People usually do not report any difficulty in hearing until a hearing loss of more than 25 dB HL occurs at a frequency at or below 4,000 Hz. Difficulty in hearing the high-frequency sounds of speech (such as s, f, k, t, and sh) may provide the only clue to the individual of an NIHL. Performance on speech intelligibility tasks varies considerably depending on the magnitude of the loss and the affected frequencies. If the hearing loss is confined to frequencies above 3,000 Hz, speech intelligibility measured in quiet surroundings is usually within normal limits. As the frequencies below 3,000 Hz become involved, intelligibility decreases in relation to the degree of impairment. Given that approximately 95 percent of the frequency components in speech lie between 300 and 3,000 Hz, it should not be surprising to find a deterioration in speech intelligibility performance once the NIHL extends into this range of frequencies.
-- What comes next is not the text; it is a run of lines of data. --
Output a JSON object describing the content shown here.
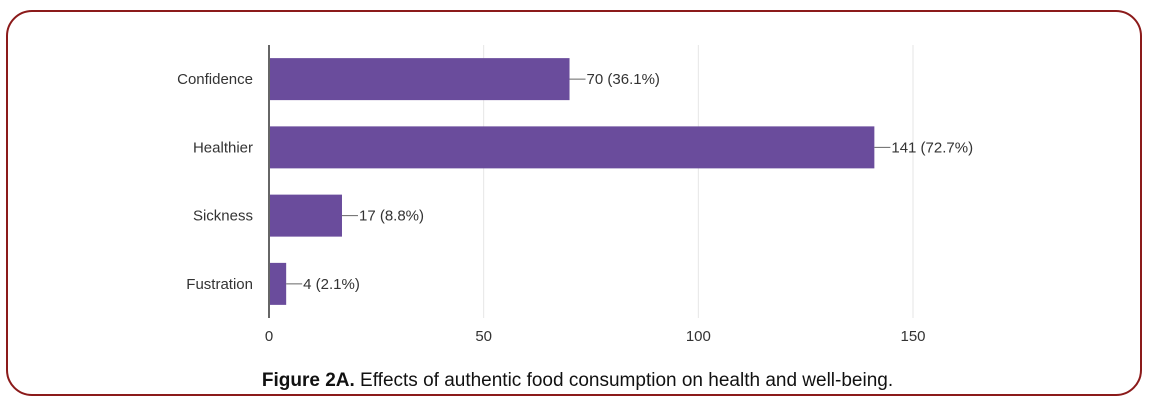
{
  "chart_data": {
    "type": "bar",
    "orientation": "horizontal",
    "categories": [
      "Confidence",
      "Healthier",
      "Sickness",
      "Fustration"
    ],
    "values": [
      70,
      141,
      17,
      4
    ],
    "data_labels": [
      "70 (36.1%)",
      "141 (72.7%)",
      "17 (8.8%)",
      "4 (2.1%)"
    ],
    "percentages": [
      36.1,
      72.7,
      8.8,
      2.1
    ],
    "xlim": [
      0,
      150
    ],
    "xticks": [
      0,
      50,
      100,
      150
    ],
    "grid": true,
    "bar_color": "#6a4c9c",
    "title": "",
    "xlabel": "",
    "ylabel": ""
  },
  "caption": {
    "bold": "Figure 2A.",
    "text": " Effects of authentic food consumption on health and well-being."
  },
  "colors": {
    "frame_border": "#8b1a1a",
    "grid": "#e6e6e6",
    "axis": "#333333"
  }
}
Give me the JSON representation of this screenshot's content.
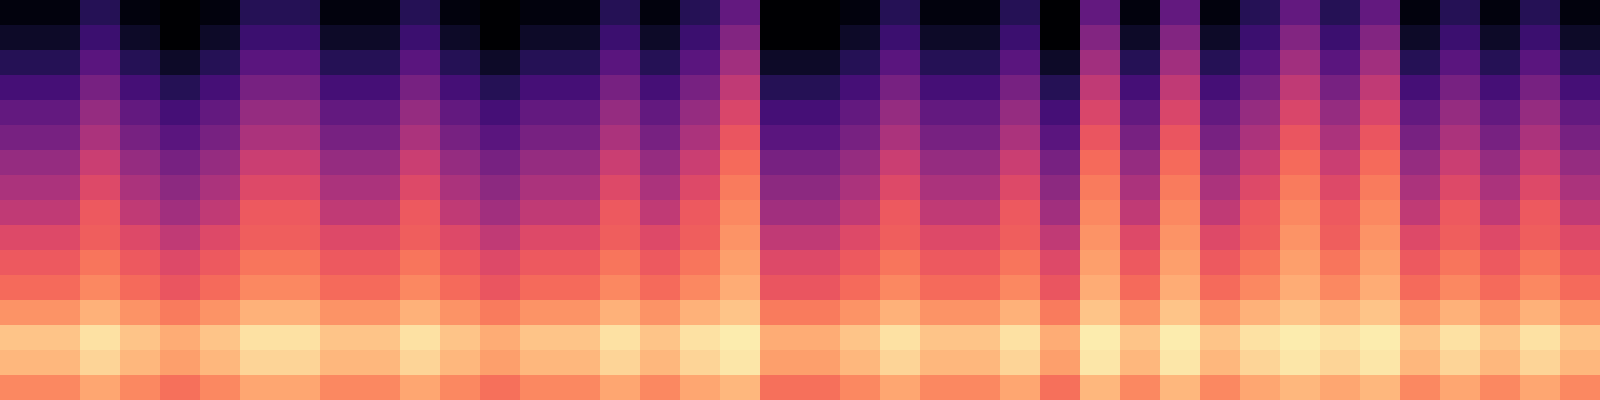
{
  "chart_data": {
    "type": "heatmap",
    "color": "magma",
    "tick_labels": false,
    "color_range": [
      -80,
      0
    ],
    "cells": [
      [
        -78,
        -78,
        -68,
        -78,
        -80,
        -78,
        -68,
        -68,
        -78,
        -78,
        -68,
        -78,
        -80,
        -78,
        -78,
        -68,
        -78,
        -68,
        -56,
        -80,
        -80,
        -78,
        -68,
        -78,
        -78,
        -68,
        -80,
        -56,
        -78,
        -56,
        -78,
        -68,
        -56,
        -68,
        -56,
        -78,
        -68,
        -78,
        -68,
        -78
      ],
      [
        -74,
        -74,
        -64,
        -74,
        -80,
        -74,
        -64,
        -64,
        -74,
        -74,
        -64,
        -74,
        -80,
        -74,
        -74,
        -64,
        -74,
        -64,
        -50,
        -80,
        -80,
        -74,
        -64,
        -74,
        -74,
        -64,
        -80,
        -50,
        -74,
        -50,
        -74,
        -64,
        -50,
        -64,
        -50,
        -74,
        -64,
        -74,
        -64,
        -74
      ],
      [
        -68,
        -68,
        -58,
        -68,
        -74,
        -68,
        -58,
        -58,
        -68,
        -68,
        -58,
        -68,
        -74,
        -68,
        -68,
        -58,
        -68,
        -58,
        -44,
        -74,
        -74,
        -68,
        -58,
        -68,
        -68,
        -58,
        -74,
        -44,
        -68,
        -44,
        -68,
        -58,
        -44,
        -58,
        -44,
        -68,
        -58,
        -68,
        -58,
        -68
      ],
      [
        -62,
        -62,
        -52,
        -62,
        -68,
        -62,
        -52,
        -52,
        -62,
        -62,
        -52,
        -62,
        -68,
        -62,
        -62,
        -52,
        -62,
        -52,
        -38,
        -68,
        -68,
        -62,
        -52,
        -62,
        -62,
        -52,
        -68,
        -38,
        -62,
        -38,
        -62,
        -52,
        -38,
        -52,
        -38,
        -62,
        -52,
        -62,
        -52,
        -62
      ],
      [
        -56,
        -56,
        -46,
        -56,
        -62,
        -56,
        -46,
        -46,
        -56,
        -56,
        -46,
        -56,
        -62,
        -56,
        -56,
        -46,
        -56,
        -46,
        -33,
        -62,
        -62,
        -56,
        -46,
        -56,
        -56,
        -46,
        -62,
        -33,
        -56,
        -33,
        -56,
        -46,
        -33,
        -46,
        -33,
        -56,
        -46,
        -56,
        -46,
        -56
      ],
      [
        -52,
        -52,
        -42,
        -52,
        -58,
        -52,
        -42,
        -42,
        -52,
        -52,
        -42,
        -52,
        -58,
        -52,
        -52,
        -42,
        -52,
        -42,
        -29,
        -58,
        -58,
        -52,
        -42,
        -52,
        -52,
        -42,
        -58,
        -29,
        -52,
        -29,
        -52,
        -42,
        -29,
        -42,
        -29,
        -52,
        -42,
        -52,
        -42,
        -52
      ],
      [
        -46,
        -46,
        -36,
        -46,
        -52,
        -46,
        -36,
        -36,
        -46,
        -46,
        -36,
        -46,
        -52,
        -46,
        -46,
        -36,
        -46,
        -36,
        -25,
        -52,
        -52,
        -46,
        -36,
        -46,
        -46,
        -36,
        -52,
        -25,
        -46,
        -25,
        -46,
        -36,
        -25,
        -36,
        -25,
        -46,
        -36,
        -46,
        -36,
        -46
      ],
      [
        -42,
        -42,
        -32,
        -42,
        -48,
        -42,
        -32,
        -32,
        -42,
        -42,
        -32,
        -42,
        -48,
        -42,
        -42,
        -32,
        -42,
        -32,
        -22,
        -48,
        -48,
        -42,
        -32,
        -42,
        -42,
        -32,
        -48,
        -22,
        -42,
        -22,
        -42,
        -32,
        -22,
        -32,
        -22,
        -42,
        -32,
        -42,
        -32,
        -42
      ],
      [
        -38,
        -38,
        -28,
        -38,
        -44,
        -38,
        -28,
        -28,
        -38,
        -38,
        -28,
        -38,
        -44,
        -38,
        -38,
        -28,
        -38,
        -28,
        -20,
        -44,
        -44,
        -38,
        -28,
        -38,
        -38,
        -28,
        -44,
        -20,
        -38,
        -20,
        -38,
        -28,
        -20,
        -28,
        -20,
        -38,
        -28,
        -38,
        -28,
        -38
      ],
      [
        -32,
        -32,
        -27,
        -32,
        -38,
        -32,
        -27,
        -27,
        -32,
        -32,
        -27,
        -32,
        -38,
        -32,
        -32,
        -27,
        -32,
        -27,
        -18,
        -38,
        -38,
        -32,
        -27,
        -32,
        -32,
        -27,
        -38,
        -18,
        -32,
        -18,
        -32,
        -27,
        -18,
        -27,
        -18,
        -32,
        -27,
        -32,
        -27,
        -32
      ],
      [
        -28,
        -28,
        -23,
        -28,
        -32,
        -28,
        -23,
        -23,
        -28,
        -28,
        -23,
        -28,
        -32,
        -28,
        -28,
        -23,
        -28,
        -23,
        -16,
        -32,
        -32,
        -28,
        -23,
        -28,
        -28,
        -23,
        -32,
        -16,
        -28,
        -16,
        -28,
        -23,
        -16,
        -23,
        -16,
        -28,
        -23,
        -28,
        -23,
        -28
      ],
      [
        -25,
        -25,
        -20,
        -25,
        -29,
        -25,
        -20,
        -20,
        -25,
        -25,
        -20,
        -25,
        -29,
        -25,
        -25,
        -20,
        -25,
        -20,
        -14,
        -29,
        -29,
        -25,
        -20,
        -25,
        -25,
        -20,
        -29,
        -14,
        -25,
        -14,
        -25,
        -20,
        -14,
        -20,
        -14,
        -25,
        -20,
        -25,
        -20,
        -25
      ],
      [
        -18,
        -18,
        -13,
        -18,
        -22,
        -18,
        -13,
        -13,
        -18,
        -18,
        -13,
        -18,
        -22,
        -18,
        -18,
        -13,
        -18,
        -13,
        -10,
        -22,
        -22,
        -18,
        -13,
        -18,
        -18,
        -13,
        -22,
        -10,
        -18,
        -10,
        -18,
        -13,
        -10,
        -13,
        -10,
        -18,
        -13,
        -18,
        -13,
        -18
      ],
      [
        -10,
        -10,
        -5,
        -10,
        -14,
        -10,
        -5,
        -5,
        -10,
        -10,
        -5,
        -10,
        -14,
        -10,
        -10,
        -5,
        -10,
        -5,
        -3,
        -14,
        -14,
        -10,
        -5,
        -10,
        -10,
        -5,
        -14,
        -3,
        -10,
        -3,
        -10,
        -5,
        -3,
        -5,
        -3,
        -10,
        -5,
        -10,
        -5,
        -10
      ],
      [
        -12,
        -12,
        -7,
        -12,
        -16,
        -12,
        -7,
        -7,
        -12,
        -12,
        -7,
        -12,
        -16,
        -12,
        -12,
        -7,
        -12,
        -7,
        -4,
        -16,
        -16,
        -12,
        -7,
        -12,
        -12,
        -7,
        -16,
        -4,
        -12,
        -4,
        -12,
        -7,
        -4,
        -7,
        -4,
        -12,
        -7,
        -12,
        -7,
        -12
      ],
      [
        -20,
        -20,
        -15,
        -20,
        -24,
        -20,
        -15,
        -15,
        -20,
        -20,
        -15,
        -20,
        -24,
        -20,
        -20,
        -15,
        -20,
        -15,
        -12,
        -24,
        -24,
        -20,
        -15,
        -20,
        -20,
        -15,
        -24,
        -12,
        -20,
        -12,
        -20,
        -15,
        -12,
        -15,
        -12,
        -20,
        -15,
        -20,
        -15,
        -20
      ]
    ]
  }
}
Also, individuals with sensorineural hearing loss, due either to noise exposure or other factors, usually have greater difficulty understanding speech against a competing background noise environment than in a quiet environment. This common complaint may be minor if the hearing loss is restricted to frequencies at or above 3,000 Hz but may present market difficulty for those with losses below 3,000 Hz. Since the usual pattern of progressive NIHL is one in which the speech frequencies are affected last, it is important to identify NIHL during its initial stages to help prevent future deterioration of hearing sensitivity and speech discrimination abilities.
Occupational health nurses and physicians involved in assessing and monitoring hearing status in hearing conservation programs should refer the worker to an audiologist if a significant change in hearing level (≥10 dB at any frequency in either ear) is observed after the worker has had a minimum of 48 hours to recover from environmental noise exposure. Audiological management of the individual with NIHL may include the use of hearing aids, aural rehabilitation, and assistive listening devices to help improve some of the communication dysfunction experienced in certain listening situation. What, if any, strategies are implemented depends largely on the severity of the communication handicap produced by the noise exposure and the listening needs of the individual.